Представляете? Это просто уму непостижимо. Даже если признать, что он не сознавал близости смерти, то его слова были лишены всякого смысла. О земледелии он мог знать немногим больше, чем о Стоунволле Джексоне, ибо, конечно же, ничем подобным не занимался. Он, понятно, видел все это — зерно и хлопок на полях и людей, работающих там. Но до сих пор он не хотел заниматься этим, а может быть, и захотел бы, окажись в других условиях. Однако он передумывает и убивает человека, который хорошо отнесся к нему и, сознавал он это или нет, избавил того от сравнительного ада; убивает человека, на которого перенес всю меру своей собачьей верности и преданности, из-за которого неделю назад отказался от помилования; причина была в том, что он хотел вернуться в мир и возделывать землю — и эта перемена происходит в нем за одну неделю, после того как в течение пяти лет он был отторгнут и изолирован от мира крепче, чем любая монахиня. Если допустить, что какие-то логические связи существовали в том разуме, которым он обладал, и если допустить, что они были достаточно сильными, чтобы толкнуть его на убийство своего единственного друга (да притом из его собственного пистолета). Начальник хранил пистолет дома, и однажды он исчез, а начальник, держа пропажу в тайне, жестоко избил своего повара-негра, тоже привилегированного заключенного, которого, конечно же, логичнее было заподозрить в краже. Потом Монах нашел пистолет там, где начальник, уже сам вспомнивший об этом, спрятал его, и вернул. Если и допустить все это, то каким образом у него мог возникнуть такой импульс, как желание возделывать землю, там, где он находился? Эти соображения я изложил дяде Гэвину.

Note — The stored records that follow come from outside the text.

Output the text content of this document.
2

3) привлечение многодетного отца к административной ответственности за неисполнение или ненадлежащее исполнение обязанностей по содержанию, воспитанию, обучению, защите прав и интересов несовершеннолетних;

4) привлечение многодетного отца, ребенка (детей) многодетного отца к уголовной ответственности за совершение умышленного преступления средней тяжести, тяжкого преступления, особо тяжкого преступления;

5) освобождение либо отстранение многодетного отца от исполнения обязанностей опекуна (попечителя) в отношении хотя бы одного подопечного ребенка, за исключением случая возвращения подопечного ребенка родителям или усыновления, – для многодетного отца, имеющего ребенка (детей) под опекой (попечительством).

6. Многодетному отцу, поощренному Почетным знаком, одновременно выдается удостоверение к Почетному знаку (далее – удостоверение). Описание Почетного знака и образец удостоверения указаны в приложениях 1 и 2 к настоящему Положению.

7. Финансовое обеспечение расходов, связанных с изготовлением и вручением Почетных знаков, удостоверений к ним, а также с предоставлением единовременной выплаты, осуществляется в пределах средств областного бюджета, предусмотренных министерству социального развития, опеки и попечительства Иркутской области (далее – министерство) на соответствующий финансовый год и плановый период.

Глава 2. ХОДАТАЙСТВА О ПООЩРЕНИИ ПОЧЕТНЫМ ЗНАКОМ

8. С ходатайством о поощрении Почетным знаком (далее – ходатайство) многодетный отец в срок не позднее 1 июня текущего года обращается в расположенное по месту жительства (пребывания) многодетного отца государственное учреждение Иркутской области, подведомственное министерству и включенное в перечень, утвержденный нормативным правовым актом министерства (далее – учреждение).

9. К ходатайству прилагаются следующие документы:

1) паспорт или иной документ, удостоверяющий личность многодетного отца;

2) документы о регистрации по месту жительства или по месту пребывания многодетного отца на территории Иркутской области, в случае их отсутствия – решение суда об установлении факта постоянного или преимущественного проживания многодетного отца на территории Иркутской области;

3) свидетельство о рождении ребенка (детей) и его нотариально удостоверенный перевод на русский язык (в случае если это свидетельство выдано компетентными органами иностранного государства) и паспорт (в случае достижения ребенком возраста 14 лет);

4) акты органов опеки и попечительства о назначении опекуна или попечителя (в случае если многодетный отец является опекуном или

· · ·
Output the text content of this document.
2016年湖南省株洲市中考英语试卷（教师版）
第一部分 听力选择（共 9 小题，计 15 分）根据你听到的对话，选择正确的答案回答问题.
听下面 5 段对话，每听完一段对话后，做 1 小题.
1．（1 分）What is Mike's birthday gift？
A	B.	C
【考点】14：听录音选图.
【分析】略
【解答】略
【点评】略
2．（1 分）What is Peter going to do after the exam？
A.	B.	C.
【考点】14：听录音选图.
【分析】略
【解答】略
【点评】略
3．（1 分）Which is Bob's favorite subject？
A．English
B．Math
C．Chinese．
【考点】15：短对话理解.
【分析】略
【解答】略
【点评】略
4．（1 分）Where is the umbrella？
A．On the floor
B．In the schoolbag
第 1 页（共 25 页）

— Все это вполне увязывается, — сказал дядя Гэвин. — Просто у нас нет верного шифра. И у них тоже.

— У них?

— Да, Они не повесили человека, убившего Гэмбрелла. Они просто казнили орудие убийства.

— Что ты имеешь в виду? — спросил я.

— Не знаю. И, возможно, никогда не узнаю. Скорее всего не узнаю. Но все это вполне увязывается, как ты выразился. Должно увязываться. В конце концов, и так слишком много фиглярства во всех этих обстоятельствах, не говоря уже об этой глупости в образе человеческом. Но, возможно, последней шуткой обстоятельств будет то, что мы об этом никогда не узнаем.